Recuperação em I
Carlos Alberto Sardenberg
O ministro Paulo Guedes já garantiu que conseguiria fácil uns R$ 2 trilhões com a venda de estatais e de imóveis da União, incluindo e velho e belo prédio do antigo Ministério da Fazenda no Rio. Para se ter uma ideia do tamanho da coisa: a previsão de gastos do governo federal para o ano que que vem é de R$ 1,5 trilhão; e o déficit esperado para este ano, com os gastos da pandemia é de R$ 800 bilhões.

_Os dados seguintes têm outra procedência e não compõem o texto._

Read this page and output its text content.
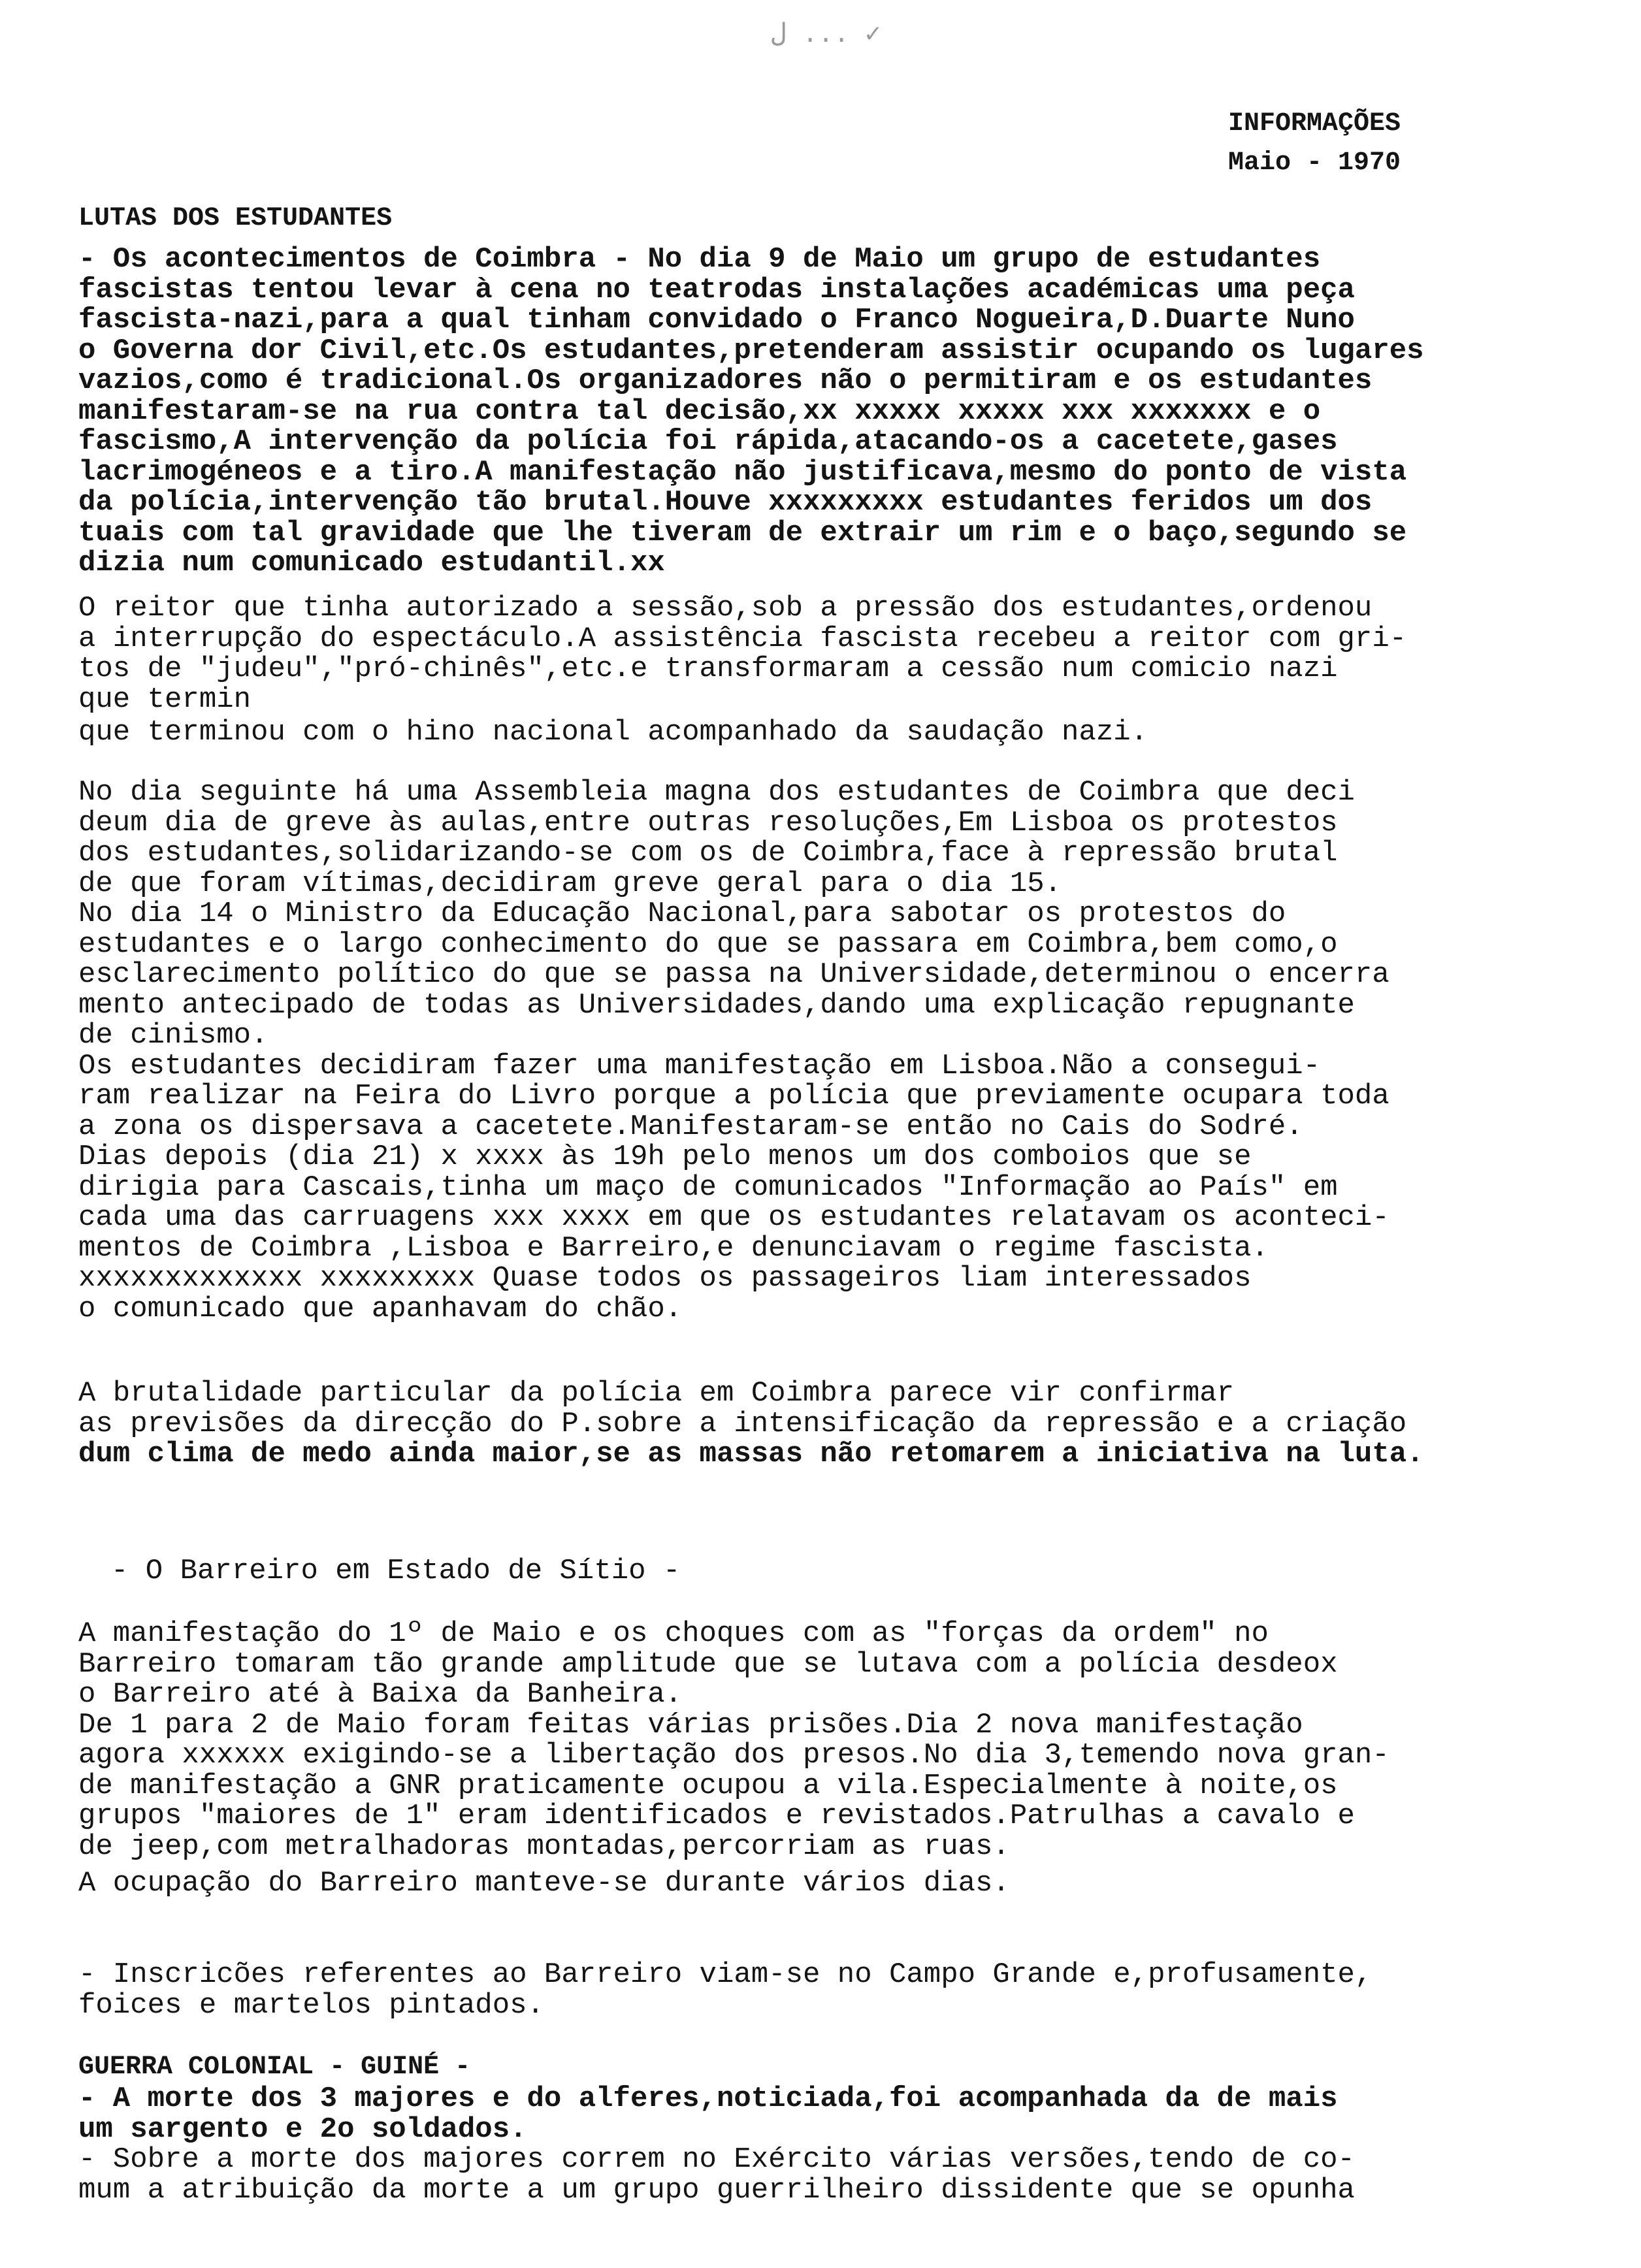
ل ... ✓
INFORMAÇÕES
Maio - 1970
LUTAS DOS ESTUDANTES
- Os acontecimentos de Coimbra - No dia 9 de Maio um grupo de estudantes
fascistas tentou levar à cena no teatrodas instalações académicas uma peça
fascista-nazi,para a qual tinham convidado o Franco Nogueira,D.Duarte Nuno
o Governa dor Civil,etc.Os estudantes,pretenderam assistir ocupando os lugares
vazios,como é tradicional.Os organizadores não o permitiram e os estudantes
manifestaram-se na rua contra tal decisão,xx xxxxx xxxxx xxx xxxxxxx e o
fascismo,A intervenção da polícia foi rápida,atacando-os a cacetete,gases
lacrimogéneos e a tiro.A manifestação não justificava,mesmo do ponto de vista
da polícia,intervenção tão brutal.Houve xxxxxxxxx estudantes feridos um dos
tuais com tal gravidade que lhe tiveram de extrair um rim e o baço,segundo se
dizia num comunicado estudantil.xx
O reitor que tinha autorizado a sessão,sob a pressão dos estudantes,ordenou
a interrupção do espectáculo.A assistência fascista recebeu a reitor com gri-
tos de "judeu","pró-chinês",etc.e transformaram a cessão num comicio nazi
que termin
que terminou com o hino nacional acompanhado da saudação nazi.
No dia seguinte há uma Assembleia magna dos estudantes de Coimbra que deci
deum dia de greve às aulas,entre outras resoluções,Em Lisboa os protestos
dos estudantes,solidarizando-se com os de Coimbra,face à repressão brutal
de que foram vítimas,decidiram greve geral para o dia 15.
No dia 14 o Ministro da Educação Nacional,para sabotar os protestos do
estudantes e o largo conhecimento do que se passara em Coimbra,bem como,o
esclarecimento político do que se passa na Universidade,determinou o encerra
mento antecipado de todas as Universidades,dando uma explicação repugnante
de cinismo.
Os estudantes decidiram fazer uma manifestação em Lisboa.Não a consegui-
ram realizar na Feira do Livro porque a polícia que previamente ocupara toda
a zona os dispersava a cacetete.Manifestaram-se então no Cais do Sodré.
Dias depois (dia 21) x xxxx às 19h pelo menos um dos comboios que se
dirigia para Cascais,tinha um maço de comunicados "Informação ao País" em
cada uma das carruagens xxx xxxx em que os estudantes relatavam os aconteci-
mentos de Coimbra ,Lisboa e Barreiro,e denunciavam o regime fascista.
xxxxxxxxxxxxx xxxxxxxxx Quase todos os passageiros liam interessados
o comunicado que apanhavam do chão.
A brutalidade particular da polícia em Coimbra parece vir confirmar
as previsões da direcção do P.sobre a intensificação da repressão e a criação
dum clima de medo ainda maior,se as massas não retomarem a iniciativa na luta.
- O Barreiro em Estado de Sítio -
A manifestação do 1º de Maio e os choques com as "forças da ordem" no
Barreiro tomaram tão grande amplitude que se lutava com a polícia desdeox
o Barreiro até à Baixa da Banheira.
De 1 para 2 de Maio foram feitas várias prisões.Dia 2 nova manifestação
agora xxxxxx exigindo-se a libertação dos presos.No dia 3,temendo nova gran-
de manifestação a GNR praticamente ocupou a vila.Especialmente à noite,os
grupos "maiores de 1" eram identificados e revistados.Patrulhas a cavalo e
de jeep,com metralhadoras montadas,percorriam as ruas.
A ocupação do Barreiro manteve-se durante vários dias.
- Inscricões referentes ao Barreiro viam-se no Campo Grande e,profusamente,
foices e martelos pintados.
GUERRA COLONIAL - GUINÉ -
- A morte dos 3 majores e do alferes,noticiada,foi acompanhada da de mais
um sargento e 2o soldados.
- Sobre a morte dos majores correm no Exército várias versões,tendo de co-
mum a atribuição da morte a um grupo guerrilheiro dissidente que se opunha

Ou seja, a venda das estatais e dos imóveis – no plano delírio de Guedes – daria para cobrir todo o déficit e ainda sobraria quase um orçamento inteiro para 2021.
Passados 20 meses de governo, o ministro já deve estar sabendo que não vai conseguir vender as estatais mais valiosas, muito menos os imóveis. (Só para registrar: desde o final da ditadura, todos os governos acreditaram que dava para fazer uma grana vendendo imóveis. A burocracia e a resistência das corporações barra tudo).
Mas não tem problema para o ministro Guedes. Já que não dá para vender todas estatais, principalmente Petrobras e Banco do Brasil, que dão os maiores lucros, nasce uma nova ideia: o maior programa de distribuição de renda.
Como? Distribuindo para o povo pobre os lucros das estatais. Seria um dos pilares do novo Renda Brasil, cujo fundo também teria dinheiro dos ricos, a ser tomado com algum tipo de imposto.
Beleza!
Ocorre que o Renda Brasil tem que ser uma despesa fixa. Ou não? O lucro das estatais é variável. Será que estão pensando numa renda variável, proporcional ao tamanho dos lucros? Ou, no limite, se a estatal der prejuízo, o beneficiário do Renda Brasil teria que pagar uma parte das perdas?
Eis porque o economista José Roberto Mendonça de Barros, em entrevista ao Globo, chamou de café com leite a proposta de orçamento para 2021, encaminhada ao Congresso no último dia 31.
Simplesmente não consta ali nada a respeito do Renda Brasil, nem quanto será pago, nem a quantas pessoas, nem a fonte de recursos. É nada. E também não está prevista a receita para o Fundeb, cujo valor foi recentemente elevado pelo Congresso.
Ou seja, o orçamento para 2021 não existe. Terá que ser feito ao longo dos próximos meses em debates com o Congresso. Significa que até aqui não tem Renda Brasil nem Fundeb.
Mas terá a reforma administrativa, proposta de emenda constitucional, prometida para ser enviada ao Congresso nesta quinta-feira. É importante: trata-se de reduzir o gasto com funcionalismo (o segundo maior, depois da previdência) e melhorar a eficiência e a qualidade dos serviços prestados ao público.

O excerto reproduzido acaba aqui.